The new schemes have been described by local media as the biggest shake-up in the country’s immigration policy in years.
The United Arab Emirates has rolled out new visa rules, with the objective of attracting more skilled professionals to the country, as it seeks to bounce back from the effects of the COVID-19 pandemic and generate economic growth.
The visa rules are aimed at “improving the quality of life and making the experience of living, working and investing in the UAE a pleasant and happy one,” local outlet Gulf News reported Major General Sultan Yusef al-Nuaimi, the director general of residency and foreigners affairs, as saying.
The schemes were rolled out on Monday, and have been described by local media as the biggest shake-up in the country’s immigration and residency policy in years.

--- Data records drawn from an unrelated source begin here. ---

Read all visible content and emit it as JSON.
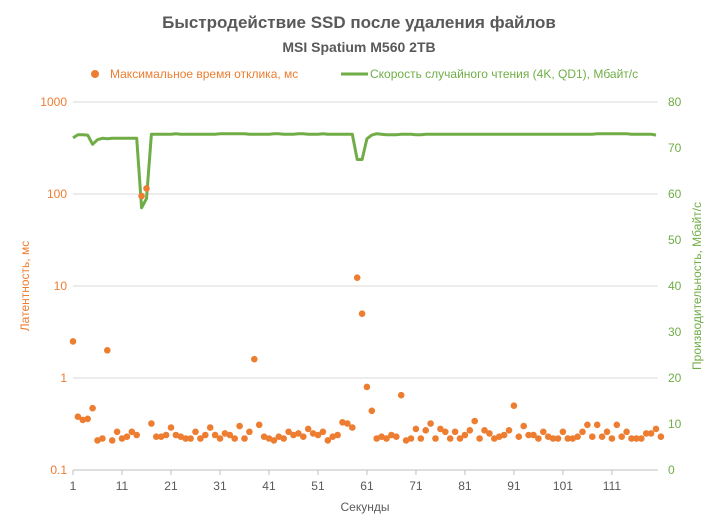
{
  "chart_data": {
    "type": "line",
    "title": "Быстродействие SSD после удаления файлов",
    "subtitle": "MSI Spatium M560 2TB",
    "xlabel": "Секунды",
    "ylabel_left": "Латентность, мс",
    "ylabel_right": "Производительность, Мбайт/с",
    "x_range": [
      1,
      120
    ],
    "x_ticks": [
      "1",
      "11",
      "21",
      "31",
      "41",
      "51",
      "61",
      "71",
      "81",
      "91",
      "101",
      "111"
    ],
    "x_tick_values": [
      1,
      11,
      21,
      31,
      41,
      51,
      61,
      71,
      81,
      91,
      101,
      111
    ],
    "y_left": {
      "scale": "log",
      "range": [
        0.1,
        1000
      ],
      "ticks": [
        "0.1",
        "1",
        "10",
        "100",
        "1000"
      ],
      "tick_values": [
        0.1,
        1,
        10,
        100,
        1000
      ]
    },
    "y_right": {
      "scale": "linear",
      "range": [
        0,
        80
      ],
      "ticks": [
        "0",
        "10",
        "20",
        "30",
        "40",
        "50",
        "60",
        "70",
        "80"
      ],
      "tick_values": [
        0,
        10,
        20,
        30,
        40,
        50,
        60,
        70,
        80
      ]
    },
    "grid": "horizontal",
    "legend_position": "top",
    "colors": {
      "latency": "#ED7D31",
      "speed": "#70AD47",
      "text": "#595959",
      "grid": "#D9D9D9"
    },
    "series": [
      {
        "name": "Максимальное время отклика, мс",
        "kind": "scatter",
        "axis": "left",
        "values": [
          2.5,
          0.38,
          0.35,
          0.36,
          0.47,
          0.21,
          0.22,
          2.0,
          0.21,
          0.26,
          0.22,
          0.23,
          0.26,
          0.24,
          95,
          115,
          0.32,
          0.23,
          0.23,
          0.24,
          0.29,
          0.24,
          0.23,
          0.22,
          0.22,
          0.26,
          0.22,
          0.24,
          0.29,
          0.24,
          0.22,
          0.25,
          0.24,
          0.22,
          0.3,
          0.22,
          0.26,
          1.6,
          0.31,
          0.23,
          0.22,
          0.21,
          0.23,
          0.22,
          0.26,
          0.24,
          0.25,
          0.23,
          0.28,
          0.25,
          0.24,
          0.26,
          0.21,
          0.23,
          0.24,
          0.33,
          0.32,
          0.29,
          12.3,
          5.0,
          0.8,
          0.44,
          0.22,
          0.23,
          0.22,
          0.24,
          0.23,
          0.65,
          0.21,
          0.22,
          0.28,
          0.22,
          0.27,
          0.32,
          0.22,
          0.28,
          0.26,
          0.22,
          0.26,
          0.22,
          0.24,
          0.27,
          0.34,
          0.22,
          0.27,
          0.25,
          0.22,
          0.23,
          0.24,
          0.27,
          0.5,
          0.23,
          0.3,
          0.24,
          0.24,
          0.22,
          0.26,
          0.23,
          0.22,
          0.22,
          0.26,
          0.22,
          0.22,
          0.23,
          0.26,
          0.31,
          0.23,
          0.31,
          0.23,
          0.26,
          0.22,
          0.31,
          0.23,
          0.26,
          0.22,
          0.22,
          0.22,
          0.25,
          0.25,
          0.28,
          0.23
        ]
      },
      {
        "name": "Скорость случайного чтения (4K, QD1), Мбайт/с",
        "kind": "line",
        "axis": "right",
        "values": [
          72.2,
          72.9,
          72.9,
          72.8,
          70.8,
          71.8,
          72.1,
          72.0,
          72.1,
          72.1,
          72.1,
          72.1,
          72.1,
          72.1,
          57.0,
          59.0,
          73.0,
          73.0,
          73.0,
          73.0,
          73.0,
          73.1,
          73.0,
          73.0,
          73.0,
          73.0,
          73.0,
          73.0,
          73.0,
          73.0,
          73.1,
          73.1,
          73.1,
          73.1,
          73.1,
          73.1,
          73.0,
          73.0,
          73.0,
          73.0,
          73.0,
          73.1,
          73.1,
          73.0,
          73.0,
          73.0,
          73.1,
          73.1,
          73.0,
          73.0,
          73.0,
          73.1,
          73.0,
          73.0,
          73.0,
          73.0,
          73.0,
          73.0,
          67.5,
          67.5,
          72.0,
          72.8,
          73.1,
          73.0,
          72.9,
          72.9,
          72.9,
          73.0,
          73.0,
          73.0,
          72.9,
          72.9,
          73.0,
          73.0,
          73.0,
          73.0,
          73.0,
          73.0,
          73.0,
          73.0,
          73.0,
          73.0,
          73.0,
          73.0,
          73.0,
          73.0,
          73.0,
          73.0,
          73.0,
          73.0,
          73.0,
          73.0,
          73.0,
          73.0,
          73.0,
          73.0,
          73.0,
          73.0,
          73.0,
          73.0,
          73.0,
          73.0,
          73.0,
          73.0,
          73.0,
          73.0,
          73.0,
          73.1,
          73.1,
          73.1,
          73.1,
          73.1,
          73.1,
          73.1,
          73.0,
          73.0,
          73.0,
          73.0,
          73.0,
          72.8
        ]
      }
    ]
  }
}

Included among the changes are longer 60-day tourist visas allowing long-term residency for professional workers and easier access to the UAE’s 10-year Golden Visa scheme.
The latter refers to visas that are offered to gifted students, exceptionally skilled foreign workers, and people with public investments of at least 10 million dirhams (about $2.7m) who can live in the country without the need for a national sponsor, subject to renewal every 10 years. Additionally, the recipients, who can either apply online or be nominated by Emirati government bodies, can own 100 percent of their businesses located on the mainland.
Under the new rules, parents are now allowed to sponsor their children until they are 25 years old, up from the previous age of 18.
A five-year, flexible multi-entry tourist visa was also introduced that allows travellers to stay in the UAE for up to 90 days in a row.
Furthermore, the job exploration visa, which allows professionals to find employment within the country, does not require an Emirati sponsor or host.
Candidates for the Green Visa – which include freelancers, self-employed people, skilled workers and investors – can now sponsor themselves without having to rely on a UAE national or employer to do so. They can also sponsor first-degree relatives for the duration of their residency, and are allowed a grace period of up to six months if their residence permit is cancelled or expires.